BladeSystem Server Blades
Showing results for 
Search instead for 
Did you mean: 

Multicast packet loss problem with ESXi 5.0 in a BL460c Gen8 cluster

Occasional Contributor

Multicast packet loss problem with ESXi 5.0 in a BL460c Gen8 cluster

Hi all,


I'm having a multicast packet loss problem with ESXi 5.0 in a BL460c Gen8 cluster.  I'm using HP's version of ESXi.  The problem seems to be related to the combination of ESXi 5.0 and the Gen8 hardware, here's what's happening:


With two VMs (RHEL 5.5 guest o/s) on the same server blade, a multicast subscriber on one VM succesfully receives packets from the sender on the other VM.  If I move one of the VMs to a different blade in the cluster, the multicast subscriber experiences huge packet loss and out-of-order packets.  I've verified this behavior with several software utilities that can send out and recieve multicast data and the result is the same.

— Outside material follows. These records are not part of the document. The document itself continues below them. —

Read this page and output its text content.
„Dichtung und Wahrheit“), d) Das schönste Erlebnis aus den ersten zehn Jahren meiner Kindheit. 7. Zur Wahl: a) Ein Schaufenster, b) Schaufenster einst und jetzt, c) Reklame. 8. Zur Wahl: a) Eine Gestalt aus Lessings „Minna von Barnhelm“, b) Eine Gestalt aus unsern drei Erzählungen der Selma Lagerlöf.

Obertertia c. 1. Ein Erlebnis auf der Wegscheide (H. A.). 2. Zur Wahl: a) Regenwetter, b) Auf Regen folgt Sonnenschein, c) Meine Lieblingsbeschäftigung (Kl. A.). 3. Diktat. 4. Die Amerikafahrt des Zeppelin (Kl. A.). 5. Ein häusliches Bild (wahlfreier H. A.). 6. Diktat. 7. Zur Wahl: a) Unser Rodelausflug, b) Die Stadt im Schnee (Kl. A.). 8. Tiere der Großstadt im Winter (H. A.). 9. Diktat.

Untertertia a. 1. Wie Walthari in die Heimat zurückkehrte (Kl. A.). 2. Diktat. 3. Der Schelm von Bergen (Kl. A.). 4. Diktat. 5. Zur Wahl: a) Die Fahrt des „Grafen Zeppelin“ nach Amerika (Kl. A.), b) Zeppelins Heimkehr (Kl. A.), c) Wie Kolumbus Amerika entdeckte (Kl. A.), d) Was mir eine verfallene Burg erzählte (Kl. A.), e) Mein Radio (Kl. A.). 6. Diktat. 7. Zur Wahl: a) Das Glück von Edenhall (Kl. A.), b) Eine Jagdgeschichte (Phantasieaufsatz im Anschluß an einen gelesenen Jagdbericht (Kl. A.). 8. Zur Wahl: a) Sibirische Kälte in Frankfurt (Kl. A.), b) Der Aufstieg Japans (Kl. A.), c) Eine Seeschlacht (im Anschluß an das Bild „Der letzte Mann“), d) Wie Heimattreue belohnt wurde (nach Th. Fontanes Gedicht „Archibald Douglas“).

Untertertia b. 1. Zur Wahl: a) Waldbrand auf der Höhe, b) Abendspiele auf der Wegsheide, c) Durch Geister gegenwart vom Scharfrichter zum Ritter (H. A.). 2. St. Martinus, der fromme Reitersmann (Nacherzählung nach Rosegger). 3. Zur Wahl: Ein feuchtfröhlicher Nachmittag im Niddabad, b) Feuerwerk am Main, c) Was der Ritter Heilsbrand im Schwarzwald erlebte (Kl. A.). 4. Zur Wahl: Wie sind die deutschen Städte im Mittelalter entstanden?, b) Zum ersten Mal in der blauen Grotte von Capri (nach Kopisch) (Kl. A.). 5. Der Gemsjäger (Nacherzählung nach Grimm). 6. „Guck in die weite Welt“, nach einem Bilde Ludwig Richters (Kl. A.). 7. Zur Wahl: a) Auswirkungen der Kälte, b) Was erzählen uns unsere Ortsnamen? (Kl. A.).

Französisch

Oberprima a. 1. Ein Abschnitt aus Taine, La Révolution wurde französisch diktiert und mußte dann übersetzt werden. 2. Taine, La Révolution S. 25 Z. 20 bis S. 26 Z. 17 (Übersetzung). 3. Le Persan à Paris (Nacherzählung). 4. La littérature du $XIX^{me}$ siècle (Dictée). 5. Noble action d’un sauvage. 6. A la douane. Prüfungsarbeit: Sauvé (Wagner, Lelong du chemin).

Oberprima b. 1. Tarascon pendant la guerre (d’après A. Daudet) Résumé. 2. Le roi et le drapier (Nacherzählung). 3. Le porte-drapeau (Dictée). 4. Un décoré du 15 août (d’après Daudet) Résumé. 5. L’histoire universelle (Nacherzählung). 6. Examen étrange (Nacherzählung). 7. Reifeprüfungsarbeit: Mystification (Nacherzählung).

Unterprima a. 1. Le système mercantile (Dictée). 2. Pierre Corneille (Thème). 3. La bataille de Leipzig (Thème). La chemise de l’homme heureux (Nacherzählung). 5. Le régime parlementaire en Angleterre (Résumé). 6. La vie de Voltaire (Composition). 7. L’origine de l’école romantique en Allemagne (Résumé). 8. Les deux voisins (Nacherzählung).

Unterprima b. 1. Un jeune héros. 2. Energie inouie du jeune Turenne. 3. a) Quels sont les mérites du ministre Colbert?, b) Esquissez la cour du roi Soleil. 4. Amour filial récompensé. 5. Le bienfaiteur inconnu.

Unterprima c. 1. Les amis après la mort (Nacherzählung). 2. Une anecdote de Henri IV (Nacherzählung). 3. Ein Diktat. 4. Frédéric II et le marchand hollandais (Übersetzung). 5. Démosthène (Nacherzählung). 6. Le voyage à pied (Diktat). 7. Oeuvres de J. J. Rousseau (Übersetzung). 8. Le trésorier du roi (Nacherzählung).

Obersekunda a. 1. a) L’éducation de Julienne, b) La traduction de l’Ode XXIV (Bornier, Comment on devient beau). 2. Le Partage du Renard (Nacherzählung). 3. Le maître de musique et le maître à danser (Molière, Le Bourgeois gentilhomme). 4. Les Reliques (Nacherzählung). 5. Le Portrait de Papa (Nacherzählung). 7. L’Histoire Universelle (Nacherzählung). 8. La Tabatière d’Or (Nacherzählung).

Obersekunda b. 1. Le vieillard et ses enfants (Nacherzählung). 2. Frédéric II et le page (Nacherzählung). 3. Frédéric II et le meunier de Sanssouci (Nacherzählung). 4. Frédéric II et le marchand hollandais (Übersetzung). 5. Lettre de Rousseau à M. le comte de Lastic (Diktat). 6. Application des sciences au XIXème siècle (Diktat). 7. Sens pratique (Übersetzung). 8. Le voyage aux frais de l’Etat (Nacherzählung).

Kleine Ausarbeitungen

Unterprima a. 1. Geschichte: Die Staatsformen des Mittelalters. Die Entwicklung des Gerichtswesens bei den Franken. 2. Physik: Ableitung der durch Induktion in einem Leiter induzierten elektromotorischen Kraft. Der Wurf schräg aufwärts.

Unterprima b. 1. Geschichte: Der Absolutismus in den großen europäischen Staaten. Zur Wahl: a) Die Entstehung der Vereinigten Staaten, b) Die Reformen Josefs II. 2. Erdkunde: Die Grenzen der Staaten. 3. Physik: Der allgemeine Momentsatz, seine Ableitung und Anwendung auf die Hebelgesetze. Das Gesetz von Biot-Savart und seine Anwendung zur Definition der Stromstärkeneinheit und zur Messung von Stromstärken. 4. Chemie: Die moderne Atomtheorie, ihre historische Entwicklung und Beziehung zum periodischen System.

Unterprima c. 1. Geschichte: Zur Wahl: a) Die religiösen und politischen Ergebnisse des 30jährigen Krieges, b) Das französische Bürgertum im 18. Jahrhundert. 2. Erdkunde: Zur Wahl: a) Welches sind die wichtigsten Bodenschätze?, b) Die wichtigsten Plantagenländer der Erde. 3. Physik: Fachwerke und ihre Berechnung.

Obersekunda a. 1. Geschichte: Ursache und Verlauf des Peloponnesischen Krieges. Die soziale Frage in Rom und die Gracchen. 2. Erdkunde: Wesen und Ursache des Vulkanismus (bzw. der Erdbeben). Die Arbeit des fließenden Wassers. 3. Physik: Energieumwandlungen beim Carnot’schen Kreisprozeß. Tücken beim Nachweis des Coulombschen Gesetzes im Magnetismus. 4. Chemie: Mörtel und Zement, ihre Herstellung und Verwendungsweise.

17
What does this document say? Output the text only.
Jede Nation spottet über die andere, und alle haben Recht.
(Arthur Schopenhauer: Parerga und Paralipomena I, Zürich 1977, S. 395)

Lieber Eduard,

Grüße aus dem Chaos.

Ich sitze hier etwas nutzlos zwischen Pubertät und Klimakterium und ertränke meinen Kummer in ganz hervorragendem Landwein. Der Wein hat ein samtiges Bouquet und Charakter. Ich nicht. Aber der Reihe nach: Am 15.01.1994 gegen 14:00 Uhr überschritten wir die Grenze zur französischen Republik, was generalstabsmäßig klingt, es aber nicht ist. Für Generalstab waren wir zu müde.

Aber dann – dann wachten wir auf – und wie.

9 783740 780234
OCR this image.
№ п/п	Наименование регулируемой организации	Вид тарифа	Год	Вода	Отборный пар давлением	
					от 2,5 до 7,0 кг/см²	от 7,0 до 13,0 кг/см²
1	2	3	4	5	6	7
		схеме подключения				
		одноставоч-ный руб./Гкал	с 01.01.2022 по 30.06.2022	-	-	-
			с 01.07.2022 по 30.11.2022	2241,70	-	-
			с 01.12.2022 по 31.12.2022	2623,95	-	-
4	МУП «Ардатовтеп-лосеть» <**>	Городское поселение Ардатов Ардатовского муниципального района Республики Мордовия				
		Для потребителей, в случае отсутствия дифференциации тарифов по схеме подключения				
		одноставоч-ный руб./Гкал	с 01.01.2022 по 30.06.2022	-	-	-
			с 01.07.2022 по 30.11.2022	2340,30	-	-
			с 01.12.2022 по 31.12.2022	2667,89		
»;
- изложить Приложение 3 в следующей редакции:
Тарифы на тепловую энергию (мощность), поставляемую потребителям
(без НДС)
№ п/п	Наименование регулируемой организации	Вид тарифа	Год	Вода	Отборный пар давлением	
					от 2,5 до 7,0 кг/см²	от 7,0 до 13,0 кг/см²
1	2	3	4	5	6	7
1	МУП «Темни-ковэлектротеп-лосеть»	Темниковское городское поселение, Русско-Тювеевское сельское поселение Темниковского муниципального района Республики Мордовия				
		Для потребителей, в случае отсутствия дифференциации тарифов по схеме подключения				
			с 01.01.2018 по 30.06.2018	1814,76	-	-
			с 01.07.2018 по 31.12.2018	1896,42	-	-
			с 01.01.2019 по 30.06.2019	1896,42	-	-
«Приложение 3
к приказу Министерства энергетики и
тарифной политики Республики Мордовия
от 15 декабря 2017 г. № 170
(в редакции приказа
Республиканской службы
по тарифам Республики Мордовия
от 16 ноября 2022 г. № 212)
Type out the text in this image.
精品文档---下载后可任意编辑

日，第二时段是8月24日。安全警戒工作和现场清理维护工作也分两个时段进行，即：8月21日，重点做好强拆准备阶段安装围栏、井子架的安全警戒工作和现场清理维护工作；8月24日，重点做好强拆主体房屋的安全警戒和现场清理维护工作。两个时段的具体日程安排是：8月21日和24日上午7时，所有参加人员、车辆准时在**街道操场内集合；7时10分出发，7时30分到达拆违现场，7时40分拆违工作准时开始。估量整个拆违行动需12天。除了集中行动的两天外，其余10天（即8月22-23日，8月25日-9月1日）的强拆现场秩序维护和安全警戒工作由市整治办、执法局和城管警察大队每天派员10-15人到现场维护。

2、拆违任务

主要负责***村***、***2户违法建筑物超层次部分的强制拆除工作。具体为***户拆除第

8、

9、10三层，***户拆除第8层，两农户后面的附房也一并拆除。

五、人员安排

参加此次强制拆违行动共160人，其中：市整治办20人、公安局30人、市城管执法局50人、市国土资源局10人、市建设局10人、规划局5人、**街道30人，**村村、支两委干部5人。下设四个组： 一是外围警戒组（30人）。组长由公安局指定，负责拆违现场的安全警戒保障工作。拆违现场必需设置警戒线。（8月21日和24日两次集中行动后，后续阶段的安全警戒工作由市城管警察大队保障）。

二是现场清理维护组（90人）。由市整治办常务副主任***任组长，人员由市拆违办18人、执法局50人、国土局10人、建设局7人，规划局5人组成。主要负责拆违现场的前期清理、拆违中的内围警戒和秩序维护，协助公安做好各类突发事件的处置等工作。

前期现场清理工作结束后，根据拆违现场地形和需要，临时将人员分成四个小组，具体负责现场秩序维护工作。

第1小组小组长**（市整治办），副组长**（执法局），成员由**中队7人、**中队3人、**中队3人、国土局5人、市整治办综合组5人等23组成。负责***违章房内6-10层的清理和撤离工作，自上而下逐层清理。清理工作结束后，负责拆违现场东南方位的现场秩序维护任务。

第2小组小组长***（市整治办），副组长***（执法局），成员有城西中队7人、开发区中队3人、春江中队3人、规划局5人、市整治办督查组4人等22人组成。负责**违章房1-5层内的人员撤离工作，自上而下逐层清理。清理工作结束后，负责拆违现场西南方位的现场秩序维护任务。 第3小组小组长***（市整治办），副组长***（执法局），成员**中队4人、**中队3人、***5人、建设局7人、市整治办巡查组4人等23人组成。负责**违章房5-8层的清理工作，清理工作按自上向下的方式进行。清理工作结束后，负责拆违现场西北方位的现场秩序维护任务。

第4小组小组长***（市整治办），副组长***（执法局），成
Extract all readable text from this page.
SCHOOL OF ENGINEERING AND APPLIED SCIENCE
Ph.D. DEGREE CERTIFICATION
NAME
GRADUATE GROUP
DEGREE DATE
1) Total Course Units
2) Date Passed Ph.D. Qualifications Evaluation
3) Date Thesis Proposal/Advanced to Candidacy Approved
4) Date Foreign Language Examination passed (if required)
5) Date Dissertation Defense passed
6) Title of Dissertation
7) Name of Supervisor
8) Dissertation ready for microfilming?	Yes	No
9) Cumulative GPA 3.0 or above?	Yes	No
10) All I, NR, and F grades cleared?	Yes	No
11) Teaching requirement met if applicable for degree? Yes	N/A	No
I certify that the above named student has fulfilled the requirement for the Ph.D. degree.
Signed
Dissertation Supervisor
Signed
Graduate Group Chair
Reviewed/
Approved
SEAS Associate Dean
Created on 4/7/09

Now, if I migrate the multicast sender VM to a BL460c G7 blade in the same chassis as the Gen8s, also running ESXI 5.0, the problem goes away.  If I switch the VMs, i.e. the multicast sender is now on the Gen8 and the receiver is on the G7, the problem returns.  It seems to me that the combination of ESXi 5.0 and the Gen8 is causing some kind of multicast packet send problem.  I've run this experiment on all pair combinations of the four blades in my cluster and the behavior is identical.


I have the latest NIC drivers installed on the Gen8 blade and the vSwitches and vNICS all seem to be configured correctly.  I'm using e1000 NICs on my VMs.  I have tried the VMXNET3 NICs, but the problem remains.


Has anyone else observed this behavior?


I'm guessing that when the VMs are located on the same blade, the outgoing multicast data is being turned around at the vSwitch, so never gets to the physical NIC and the physical network switch that my blade chassis connects to.  As soon as I separate the VMs, the data does reach the physical NICs, which is I'm thinking it's maybe a phyical NIC driver/ESXI 5.0 problem.


FYI, a few of my colleagues have multicast data flowing between two Gen8 blades (bare metal) and between two Gen8 blades running ESXI 4.1u2, so my problem is definitely peculiar to the Gen8/ESXI 5.0 combo.


Any suggestions on what might be the problem would be greatly appreciated.